5:72. Sesungguhnya telah kafirlah orang-orang yang berkata: "Sesungguhnya Allah ialah Al Masih putera Maryam", padahal Al Masih (sendiri) berkata: "Hai Bani Israil, sembahlah Allah Tuhanku dan Tuhanmu." Sesungguhnya orang yang mempersekutukan (sesuatu dengan) Allah, maka pasti Allah mengharamkan kepadanya surga, dan tempatnya ialah neraka, tidaklah ada bagi orang-orang zalim itu seorang penolongpun. (versi Dep. Agama RI)

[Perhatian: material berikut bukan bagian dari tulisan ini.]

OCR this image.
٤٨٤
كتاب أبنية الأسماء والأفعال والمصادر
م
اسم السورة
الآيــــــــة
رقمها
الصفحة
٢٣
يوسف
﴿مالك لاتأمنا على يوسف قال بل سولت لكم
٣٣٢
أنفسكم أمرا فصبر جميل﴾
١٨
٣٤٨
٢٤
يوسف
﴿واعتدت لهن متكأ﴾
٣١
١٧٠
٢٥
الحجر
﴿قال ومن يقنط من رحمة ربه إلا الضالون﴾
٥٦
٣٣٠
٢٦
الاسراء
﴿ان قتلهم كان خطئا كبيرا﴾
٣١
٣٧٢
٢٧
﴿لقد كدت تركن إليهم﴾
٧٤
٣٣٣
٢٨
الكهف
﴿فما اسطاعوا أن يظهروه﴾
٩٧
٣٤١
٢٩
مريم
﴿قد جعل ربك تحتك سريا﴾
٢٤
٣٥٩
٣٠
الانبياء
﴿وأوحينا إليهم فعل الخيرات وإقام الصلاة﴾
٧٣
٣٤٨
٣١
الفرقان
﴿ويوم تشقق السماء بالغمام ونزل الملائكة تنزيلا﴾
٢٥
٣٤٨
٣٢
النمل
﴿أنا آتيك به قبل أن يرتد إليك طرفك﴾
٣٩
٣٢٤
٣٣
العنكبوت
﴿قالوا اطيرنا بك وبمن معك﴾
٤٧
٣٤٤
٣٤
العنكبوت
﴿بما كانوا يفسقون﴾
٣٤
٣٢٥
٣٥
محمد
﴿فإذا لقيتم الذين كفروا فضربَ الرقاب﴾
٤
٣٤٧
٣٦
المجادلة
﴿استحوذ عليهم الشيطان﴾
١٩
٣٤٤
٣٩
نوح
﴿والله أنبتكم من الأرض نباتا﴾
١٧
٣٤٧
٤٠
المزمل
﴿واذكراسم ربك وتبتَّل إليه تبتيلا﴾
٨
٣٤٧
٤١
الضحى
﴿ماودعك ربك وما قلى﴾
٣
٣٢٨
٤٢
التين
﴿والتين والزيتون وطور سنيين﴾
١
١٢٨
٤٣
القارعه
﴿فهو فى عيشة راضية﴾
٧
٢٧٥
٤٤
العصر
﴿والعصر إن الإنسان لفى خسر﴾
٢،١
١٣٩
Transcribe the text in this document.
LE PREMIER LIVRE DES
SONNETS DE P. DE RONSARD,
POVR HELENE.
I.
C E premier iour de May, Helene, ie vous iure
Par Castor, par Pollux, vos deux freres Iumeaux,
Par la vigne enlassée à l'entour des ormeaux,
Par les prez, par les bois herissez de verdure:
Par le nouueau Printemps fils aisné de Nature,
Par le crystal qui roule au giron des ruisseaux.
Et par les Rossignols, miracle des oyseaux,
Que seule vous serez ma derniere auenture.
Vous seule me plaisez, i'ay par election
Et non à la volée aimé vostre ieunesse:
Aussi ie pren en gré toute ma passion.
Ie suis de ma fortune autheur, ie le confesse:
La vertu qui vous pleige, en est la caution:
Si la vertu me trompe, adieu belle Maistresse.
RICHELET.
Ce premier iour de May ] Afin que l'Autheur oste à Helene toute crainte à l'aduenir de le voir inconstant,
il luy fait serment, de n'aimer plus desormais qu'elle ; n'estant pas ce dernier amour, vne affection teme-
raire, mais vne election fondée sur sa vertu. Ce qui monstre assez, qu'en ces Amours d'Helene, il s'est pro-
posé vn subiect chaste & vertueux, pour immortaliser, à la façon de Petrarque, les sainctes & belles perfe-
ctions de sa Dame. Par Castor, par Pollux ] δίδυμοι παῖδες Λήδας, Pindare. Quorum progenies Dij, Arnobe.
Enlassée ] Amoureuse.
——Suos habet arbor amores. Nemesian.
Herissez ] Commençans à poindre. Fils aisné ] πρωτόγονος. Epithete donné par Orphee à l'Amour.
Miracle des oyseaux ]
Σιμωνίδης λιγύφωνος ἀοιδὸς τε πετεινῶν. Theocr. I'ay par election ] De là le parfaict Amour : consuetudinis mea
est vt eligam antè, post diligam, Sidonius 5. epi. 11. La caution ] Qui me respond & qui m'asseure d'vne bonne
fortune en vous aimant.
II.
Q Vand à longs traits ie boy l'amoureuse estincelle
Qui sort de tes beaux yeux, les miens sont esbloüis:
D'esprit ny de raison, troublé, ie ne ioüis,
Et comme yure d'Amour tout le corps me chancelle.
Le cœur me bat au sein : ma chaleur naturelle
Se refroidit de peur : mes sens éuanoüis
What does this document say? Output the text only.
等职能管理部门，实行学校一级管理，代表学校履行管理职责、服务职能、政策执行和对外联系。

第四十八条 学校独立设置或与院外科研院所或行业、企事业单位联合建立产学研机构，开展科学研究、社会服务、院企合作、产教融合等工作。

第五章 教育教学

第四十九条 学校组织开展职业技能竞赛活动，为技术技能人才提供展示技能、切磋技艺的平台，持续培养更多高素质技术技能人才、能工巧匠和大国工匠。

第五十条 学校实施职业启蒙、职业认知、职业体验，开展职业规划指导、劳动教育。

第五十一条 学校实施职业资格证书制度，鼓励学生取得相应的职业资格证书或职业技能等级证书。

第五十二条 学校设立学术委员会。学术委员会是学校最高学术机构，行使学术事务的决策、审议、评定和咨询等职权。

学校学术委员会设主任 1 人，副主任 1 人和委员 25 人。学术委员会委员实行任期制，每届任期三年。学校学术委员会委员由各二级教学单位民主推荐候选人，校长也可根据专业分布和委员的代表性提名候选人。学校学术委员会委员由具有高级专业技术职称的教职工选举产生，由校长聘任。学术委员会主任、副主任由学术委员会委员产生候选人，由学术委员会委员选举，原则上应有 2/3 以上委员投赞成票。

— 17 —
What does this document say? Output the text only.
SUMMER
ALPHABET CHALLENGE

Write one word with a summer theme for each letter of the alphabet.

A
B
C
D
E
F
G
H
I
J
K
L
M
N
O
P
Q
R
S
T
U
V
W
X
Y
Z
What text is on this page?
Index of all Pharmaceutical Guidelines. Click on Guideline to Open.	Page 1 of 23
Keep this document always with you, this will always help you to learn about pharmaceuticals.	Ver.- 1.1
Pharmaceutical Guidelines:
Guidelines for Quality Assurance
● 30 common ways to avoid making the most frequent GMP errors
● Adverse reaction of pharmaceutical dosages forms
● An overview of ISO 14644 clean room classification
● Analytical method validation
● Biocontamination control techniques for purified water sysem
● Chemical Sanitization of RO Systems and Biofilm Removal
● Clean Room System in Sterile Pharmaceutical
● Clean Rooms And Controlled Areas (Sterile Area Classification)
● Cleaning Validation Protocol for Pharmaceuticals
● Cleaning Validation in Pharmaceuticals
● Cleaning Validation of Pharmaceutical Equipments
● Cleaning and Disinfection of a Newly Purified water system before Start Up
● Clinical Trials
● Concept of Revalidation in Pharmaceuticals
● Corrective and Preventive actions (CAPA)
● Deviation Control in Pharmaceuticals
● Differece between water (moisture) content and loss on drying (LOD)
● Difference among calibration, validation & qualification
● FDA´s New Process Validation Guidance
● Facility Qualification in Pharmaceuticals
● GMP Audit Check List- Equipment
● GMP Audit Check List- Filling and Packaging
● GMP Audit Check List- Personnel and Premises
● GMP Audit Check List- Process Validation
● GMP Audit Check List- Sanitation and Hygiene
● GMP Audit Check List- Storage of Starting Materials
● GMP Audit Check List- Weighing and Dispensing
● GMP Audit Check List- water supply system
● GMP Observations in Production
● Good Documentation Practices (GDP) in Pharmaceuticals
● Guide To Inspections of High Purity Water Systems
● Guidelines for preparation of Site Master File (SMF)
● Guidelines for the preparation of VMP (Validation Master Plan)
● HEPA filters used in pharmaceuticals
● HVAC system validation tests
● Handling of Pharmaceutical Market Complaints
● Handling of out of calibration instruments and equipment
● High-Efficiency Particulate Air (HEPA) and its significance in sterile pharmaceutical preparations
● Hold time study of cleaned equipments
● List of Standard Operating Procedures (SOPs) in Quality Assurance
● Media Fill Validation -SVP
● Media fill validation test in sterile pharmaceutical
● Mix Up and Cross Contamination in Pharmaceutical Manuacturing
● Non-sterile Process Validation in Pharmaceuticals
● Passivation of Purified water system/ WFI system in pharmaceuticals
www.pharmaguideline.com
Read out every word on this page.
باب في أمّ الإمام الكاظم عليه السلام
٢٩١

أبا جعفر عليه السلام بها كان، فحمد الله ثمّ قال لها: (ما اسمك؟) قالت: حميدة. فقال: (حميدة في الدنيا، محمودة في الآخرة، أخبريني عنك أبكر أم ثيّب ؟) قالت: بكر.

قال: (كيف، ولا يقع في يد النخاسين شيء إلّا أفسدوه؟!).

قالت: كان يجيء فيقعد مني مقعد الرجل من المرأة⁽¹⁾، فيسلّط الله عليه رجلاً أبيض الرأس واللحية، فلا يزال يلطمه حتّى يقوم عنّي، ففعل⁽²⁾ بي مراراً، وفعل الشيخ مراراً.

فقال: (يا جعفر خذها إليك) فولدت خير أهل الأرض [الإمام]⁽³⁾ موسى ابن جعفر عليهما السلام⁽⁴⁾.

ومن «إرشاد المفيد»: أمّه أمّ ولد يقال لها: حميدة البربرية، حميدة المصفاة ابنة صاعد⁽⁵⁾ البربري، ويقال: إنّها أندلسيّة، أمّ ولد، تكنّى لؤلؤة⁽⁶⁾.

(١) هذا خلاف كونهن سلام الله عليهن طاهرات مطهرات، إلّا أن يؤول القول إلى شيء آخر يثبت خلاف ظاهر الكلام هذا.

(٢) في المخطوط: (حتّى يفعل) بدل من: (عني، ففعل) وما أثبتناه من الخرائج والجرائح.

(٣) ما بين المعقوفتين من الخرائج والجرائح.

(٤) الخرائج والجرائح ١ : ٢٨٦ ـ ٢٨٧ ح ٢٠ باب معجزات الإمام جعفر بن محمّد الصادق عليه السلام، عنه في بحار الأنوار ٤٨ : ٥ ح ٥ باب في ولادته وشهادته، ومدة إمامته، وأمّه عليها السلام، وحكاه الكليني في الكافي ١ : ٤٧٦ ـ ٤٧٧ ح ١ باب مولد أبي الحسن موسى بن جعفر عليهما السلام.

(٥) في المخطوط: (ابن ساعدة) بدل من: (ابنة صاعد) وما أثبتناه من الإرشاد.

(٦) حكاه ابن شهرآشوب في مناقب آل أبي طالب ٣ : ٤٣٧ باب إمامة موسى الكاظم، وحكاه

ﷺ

Sebenarnya, ayat 5:72 sudah menerangkan dengan jelas bahwa tindakan menganggap Al Masih sebagai Allah adalah perbuatan mempersekutukan Allah. Walaupun demikian, tidak ada salahnya untuk membuat sedikit pembahasan. Sepintas lalu terkesan bahwa tidak ada syirik di situ karena yang dianggap Allah yang satu adalah Al Masih. Dalam hal ini, Al Masih dianggap sebagai jelmaan Allah. Namun, jika demikian anggapannya, ketika Al Masih hidup, Allah dianggap hanya beraktivitas seperti Al Masih. Ini adalah tidak mungkin karena Allah hidup kekal, terus menerus mengurus makhluk-Nya, tidak mengantuk, dan tidak tidur (2:255). Dengan demikian, Allah dan Al Masih ada pada saat yang sama. Oleh karena itu, Allah dan Al Masih tidak sama. Dalam hal ini, Al Masih hanyalah makhluk yang telah dianggap sebagai tuhan selain Allah. Di sinilah letak kesyirikan tersebut. Sebagai sekutu Allah, Al Masih diperlakukan seperti Tuhan.

2:255. Allah, tidak ada Tuhan (yang berhak disembah) melainkan Dia Yang Hidup kekal lagi terus menerus mengurus (makhluk-Nya); tidak mengantuk dan tidak tidur. Kepunyaan-Nya apa yang di langit dan di bumi. Tiada yang dapat memberi syafa'at di sisi Allah tanpa izin-Nya? Allah mengetahui apa-apa yang di hadapan mereka dan di belakang mereka, dan mereka tidak mengetahui apa-apa dari ilmu Allah melainkan apa yang dikehendaki-Nya. Kursi Allah meliputi langit dan bumi. Dan Allah tidak merasa berat memelihara keduanya, dan Allah Maha Tinggi lagi Maha Besar. (versi Dep. Agama RI)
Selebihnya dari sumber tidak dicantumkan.